1. Multi-turn rollout & custom_repeat_by_counts
In the RL training loop, there is a version of fit() (in ray_trainer_think.py) that uses multi-turn rollouts and operates on per-sample dialogue turn counts:
turn_count_list = gen_batch_output.non_tensor_batch['dialogue_turns'].tolist()
print("turn_count_list", turn_count_list)
consolidated_turn_count = []
current_count = turn_count_list[0]
remaining = current_count
for count in turn_count_list:
if count == current_count and remaining > 0:
remaining -= 1
else:
consolidated_turn_count.append(current_count)
current_count = count
remaining = current_count - 1
if remaining == 0:
consolidated_turn_count.append(current_count)
batch = batch.repeat(repeat_times=self.config.actor_rollout_ref.rollout.n, interleave=True)
batch = batch.custom_repeat_by_counts(repeat_counts=consolidated_turn_count, interleave=True)
batch = batch.union(gen_batch_output)
However, in the DataProto class shipped in this repo, there is no custom_repeat_by_counts method, so running this version of fit() raises:
AttributeError: 'DataProto' object has no attribute 'custom_repeat_by_counts'
At the same time, there is another simpler version of fit() which only does:
batch = batch.repeat(repeat_times=self.config.actor_rollout_ref.rollout.n, interleave=True)

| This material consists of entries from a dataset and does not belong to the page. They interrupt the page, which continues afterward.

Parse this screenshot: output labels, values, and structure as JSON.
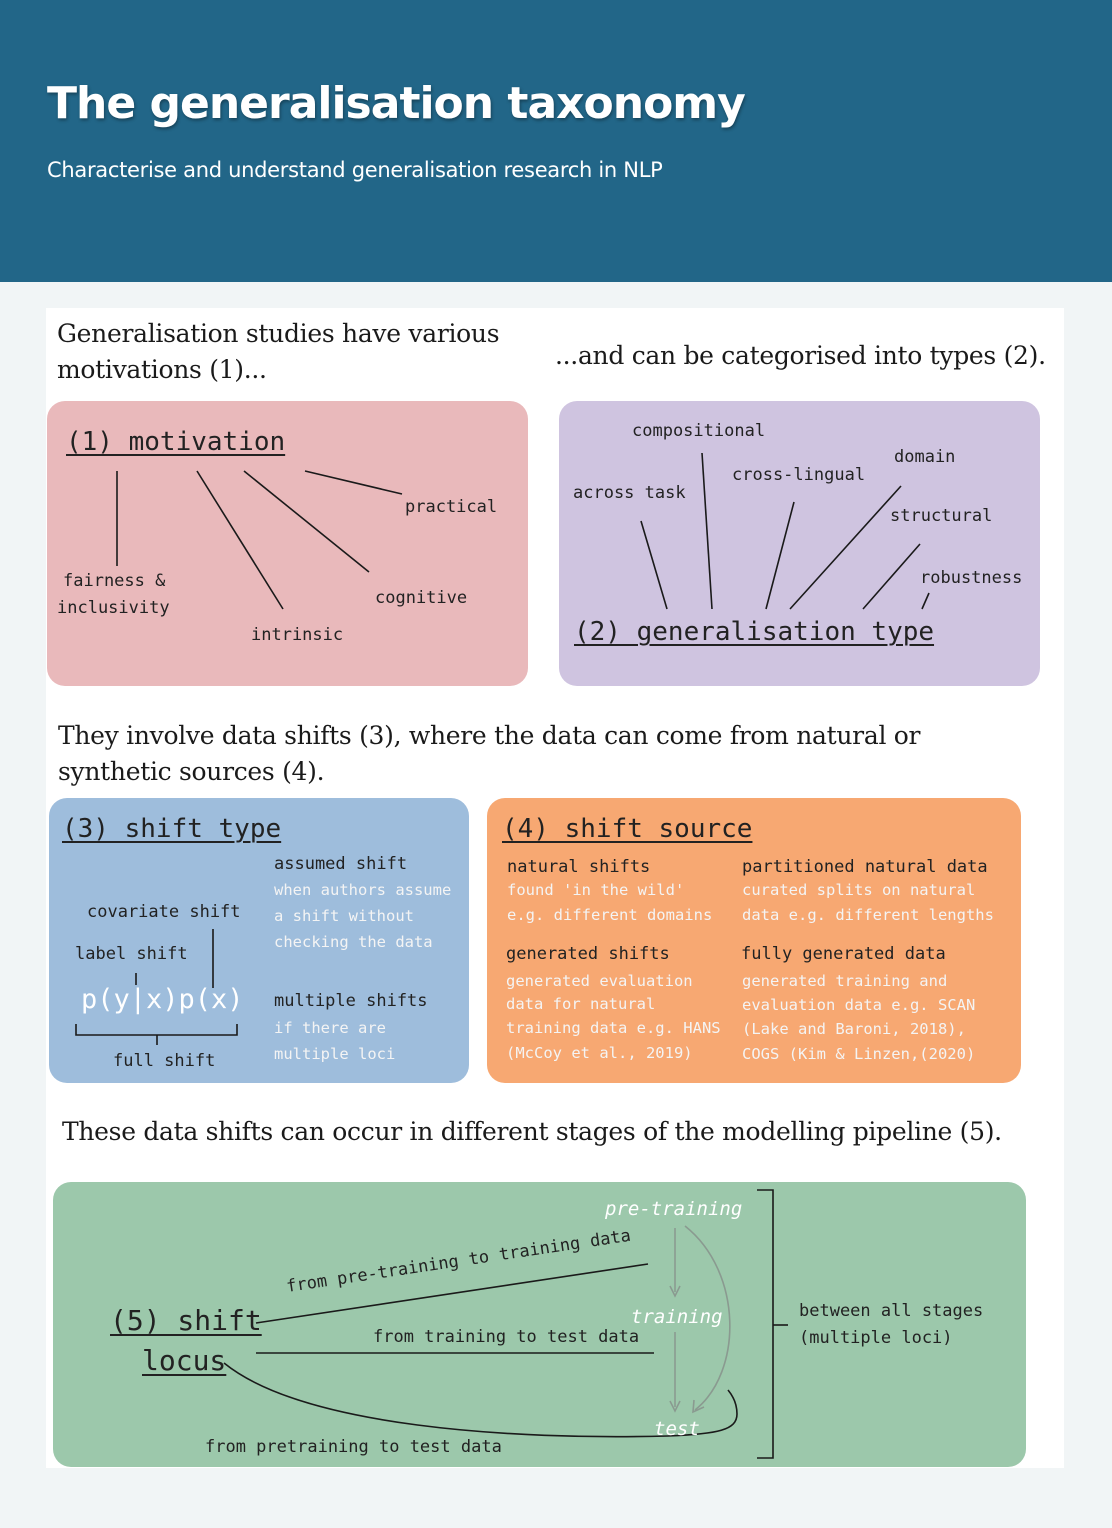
{
  "header": {
    "title": "The generalisation taxonomy",
    "subtitle": "Characterise and understand generalisation research in NLP"
  },
  "intro": {
    "motivations": "Generalisation studies have various motivations (1)...",
    "types": "...and can be categorised into types (2).",
    "shifts": "They involve data shifts (3), where the data can come from natural or synthetic sources (4).",
    "stages": "These data shifts can occur in different stages of the modelling pipeline (5)."
  },
  "motivation_box": {
    "title": "(1) motivation",
    "items": [
      "practical",
      "cognitive",
      "intrinsic",
      "fairness &",
      "inclusivity"
    ],
    "color": "#e9b9bb"
  },
  "type_box": {
    "title": "(2) generalisation type",
    "items": [
      "compositional",
      "across task",
      "cross-lingual",
      "domain",
      "structural",
      "robustness"
    ],
    "color": "#cfc4e0"
  },
  "shift_type_box": {
    "title": "(3) shift type",
    "covariate": "covariate shift",
    "label": "label shift",
    "formula": "p(y|x)p(x)",
    "full": "full shift",
    "assumed_title": "assumed shift",
    "assumed_desc": [
      "when authors assume",
      "a shift without",
      "checking the data"
    ],
    "multiple_title": "multiple shifts",
    "multiple_desc": [
      "if there are",
      "multiple loci"
    ],
    "color": "#9ebddc"
  },
  "shift_source_box": {
    "title": "(4) shift source",
    "natural_title": "natural shifts",
    "natural_desc": [
      "found 'in the wild'",
      "e.g. different domains"
    ],
    "partitioned_title": "partitioned natural data",
    "partitioned_desc": [
      "curated splits on natural",
      "data e.g. different lengths"
    ],
    "generated_title": "generated shifts",
    "generated_desc": [
      "generated evaluation",
      "data for natural",
      "training data e.g. HANS",
      "(McCoy et al., 2019)"
    ],
    "fully_title": "fully generated data",
    "fully_desc": [
      "generated training and",
      "evaluation data e.g. SCAN",
      "(Lake and Baroni, 2018),",
      "COGS (Kim & Linzen,(2020)"
    ],
    "color": "#f7a872"
  },
  "locus_box": {
    "title_line1": "(5) shift",
    "title_line2": "locus",
    "stage_pretraining": "pre-training",
    "stage_training": "training",
    "stage_test": "test",
    "edge_pre_to_train": "from pre-training to training data",
    "edge_train_to_test": "from training to test data",
    "edge_pre_to_test": "from pretraining to test data",
    "between_line1": "between all stages",
    "between_line2": "(multiple loci)",
    "color": "#9cc8ab"
  }
}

batch = batch.union(gen_batch_output)
self._balance_batch(batch, metrics=metrics)
This version does not use dialogue_turns or per-sample repeat counts, and seems more like the standard VERL PPO loop (without the multi-turn alignment logic described in the RLVER paper).
- My questions
To faithfully reproduce the RLVER results on multi-turn conversations, I’m not sure which implementation I should follow, and what the intended behavior is. Concretely, could you please clarify:
Where is DataProto.custom_repeat_by_counts defined?
Is there an internal / modified verl version that includes this method, which hasn’t been pushed to this repo yet?
If possible, could you share the implementation or the intended semantics of custom_repeat_by_counts (e.g., how it uses consolidated_turn_count to expand the batch)?
Which fit() implementation corresponds to the RLVER paper experiments?
Is the RLVER paper using the multi-turn code path that relies on dialogue_turns + custom_repeat_by_counts?
Or are the released results based on the simpler batch.repeat(...); _balance_batch(...) version?
Multi-turn reward shaping details
Since RLVER uses multi-turn simulated users and turn-level emotion scores, it would be very helpful if you could confirm:
How the dialogue is grouped into episodes when dialogue_turns varies per sample;
How the per-turn rewards are aggregated / aligned with the PPO rollout n (e.g., when rollout.n=1 vs n>1).
- Minimal reproduction
Task: RLVER PPO training with multi-turn environment (vllm_multi_turn_via_chat)
Model: e.g., Qwen/Qwen2.5-3B-Instruct
Code path: use the fit() version that calls batch.custom_repeat_by_counts(...)
Error:
AttributeError: 'DataProto' object has no attribute 'custom_repeat_by_counts'
If I instead switch to the simpler fit() version (without custom_repeat_by_counts), the code runs, but then I’m not confident that this matches the multi-turn rollout and reward handling described in the RLVER paper.
Thank you very much for your time, and for any guidance you can provide. Having these details (or the missing helper function) would greatly help the community to reproduce and build upon RLVER.